The Rockets have been among the Warriors’ most persistent contender/pretenders, having faced them in both the first round of the 2017 postseason and the conference finals in 2015. Both ended in 4-1 Warrior wins as part of a greater piece – Golden State is 19-4 against the Rockets in the Warriors’ bad-ass era, 10-2 at home and 9-2 on the road, and has finished an aggregate 59.5 games ahead of the Rockets in the past three and a half years.

Hateable players for Warrior fans include James Harden and Chris Paul, while Rockets fans loathe Draymond Green and Kevin Durant and work their way down from there.

RIVALRY RATING (out of 32,353): 19. The Rockets need to win a playoff series before even matching the Clippers, who as we all know came and went in a moment.


The previous platinum standard in Western Conference basketball, the Spurs have never really gone away, though they have aged. Their pedigree is not in dispute, and Steve Kerr has essentially become the next generation of Gregg Popovich. It is hard to create a rivalry out of such shamelessly mutual admiration.

Hateable players for Warrior fans include . . . uhh, maybe Kawhi Leonard for winning two Defensive Player Of The Year Awards instead of Draymond Green, though that’s not much to go on, frankly. Spurs fans hate Zaza Pachulia for stepping beneath Leonard and ending last year’s series before it started.

RIVALRY RATING (out of 23): 1. If they didn’t have to play against each other, I suspect these two teams would date.


The Thunder’s 3-1 collapse in 2016 is all but ignored now because the Warriors did the same thing one series later, but lifting Kevin Durant was quite the consolation prize for Golden State, and the definitive finger in the eye for the Thunder, who turned their team over completely to Russell Westbrook, for good and ill. Even with the additions of Paul George and Carmelo Anthony are still trying to relocate their stride.

Hateable players for Warrior fans include Westbrook and Anthony for defining the I-need-the-ball-in-my-hands-to-function generation, and owner Clay Bennett for Seattle SuperSonics nostalgics.
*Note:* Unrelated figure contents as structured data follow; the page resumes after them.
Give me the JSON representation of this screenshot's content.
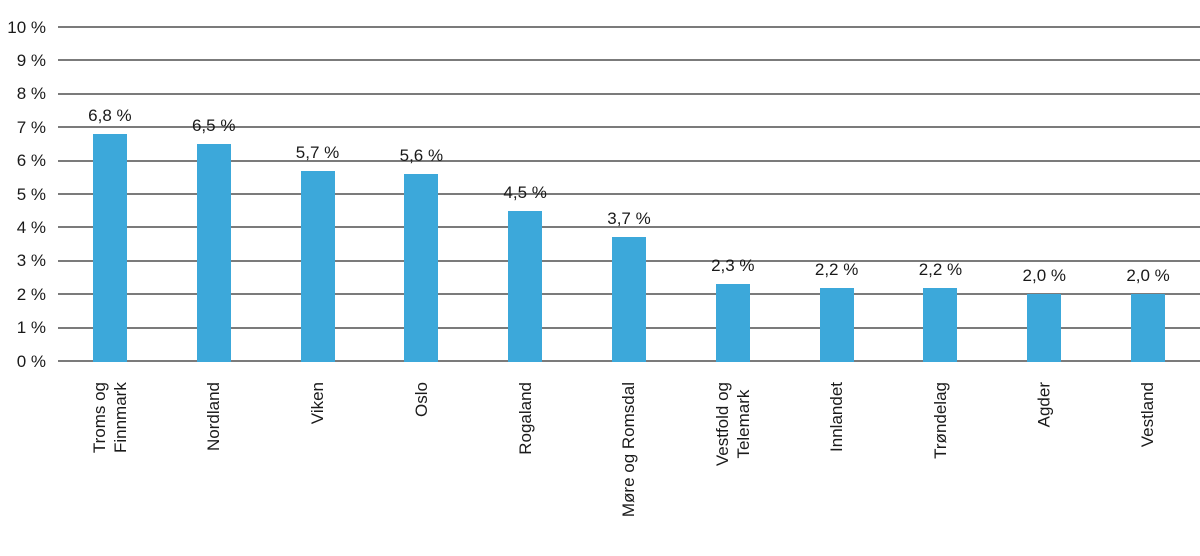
{
  "figure": {
    "background_color": "#ffffff",
    "text_color": "#1a1a1a"
  },
  "chart_data": {
    "type": "bar",
    "title": "",
    "xlabel": "",
    "ylabel": "",
    "categories": [
      "Troms og\nFinnmark",
      "Nordland",
      "Viken",
      "Oslo",
      "Rogaland",
      "Møre og Romsdal",
      "Vestfold og\nTelemark",
      "Innlandet",
      "Trøndelag",
      "Agder",
      "Vestland"
    ],
    "values": [
      6.8,
      6.5,
      5.7,
      5.6,
      4.5,
      3.7,
      2.3,
      2.2,
      2.2,
      2.0,
      2.0
    ],
    "value_labels": [
      "6,8 %",
      "6,5 %",
      "5,7 %",
      "5,6 %",
      "4,5 %",
      "3,7 %",
      "2,3 %",
      "2,2 %",
      "2,2 %",
      "2,0 %",
      "2,0 %"
    ],
    "y_tick_labels": [
      "0 %",
      "1 %",
      "2 %",
      "3 %",
      "4 %",
      "5 %",
      "6 %",
      "7 %",
      "8 %",
      "9 %",
      "10 %"
    ],
    "ylim": [
      0,
      10
    ],
    "grid": "horizontal",
    "legend": "none",
    "bar_color": "#3CA8DA",
    "gridline_color": "#7b7b7b"
  }
}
Thunder frans hate Durant, followed by Durant, Durant, Kim Jong-un, Durant, leprosy, Draymond Green’s foot, and Durant.

RIVALRY RATING (out of 440): 220. Westbrook is a human lightning rod, Anthony is the antithesis of what Warriors now regard basketball (they’d have loved him a quarter-century ago), and Stephen Adams for getting his goolies in the way of Green’s foot. Plus, some savvy Warrior fans can blame OKC for extending their heroes to seven games, thus making the final against Cleveland that much more difficult. This could work, at least in the short term.


Damian Lillard is a much-beloved local. Plus, the Blazers have never interfered in the Warriors’ universe save their 1-8 postseason record. There are no truly hateable players on either side, though Stephen Curry threw his first mouthpiece in Portland, and Green is a perennial.

RIVALRY RATING (out of 1): 0.


The new pretender to throne, with the Eastern Conference’s version of Kerr in Brad Stevens. Even better since taking advantage of Kyrie Irving’s weariness with LeBron James, and until proven otherwise the team the Warriors should most concern themselves with.

Hateable players for Warrior fans include Irving, who made the only shot in the last five minutes of Game 7 of the 2016 Finals, while Celtics fans hate Durant for not signing with them.

RIVALRY RATING (out of 67.7): 26, though this will rise if the two teams meet in the Finals. The last time they did, Bill Russell owned basketball.


Still too remote to adequately quantify, though Toronto, Miami and Milwaukee are clearly difficult matches for the Warriors. If you put them together, Kyle Lowry, Demar DeRozan, Giannis Antetokounmpo, Khris Middleton and Hassan Whiteside with Goran Dragic and Eric Bledsoe coming off the bench, coached by either Eric Spoelstra or Jason Kidd, would make a fun team for the Warriors to play against. Probably not functional, but fun.

And finally:


Some decade the two teams’ geographical proximity will matter, but for now, they remain essentially two full professional leagues away from each other. We just mentioned them so Kings fans wouldn’t feel any more slighted than they already do.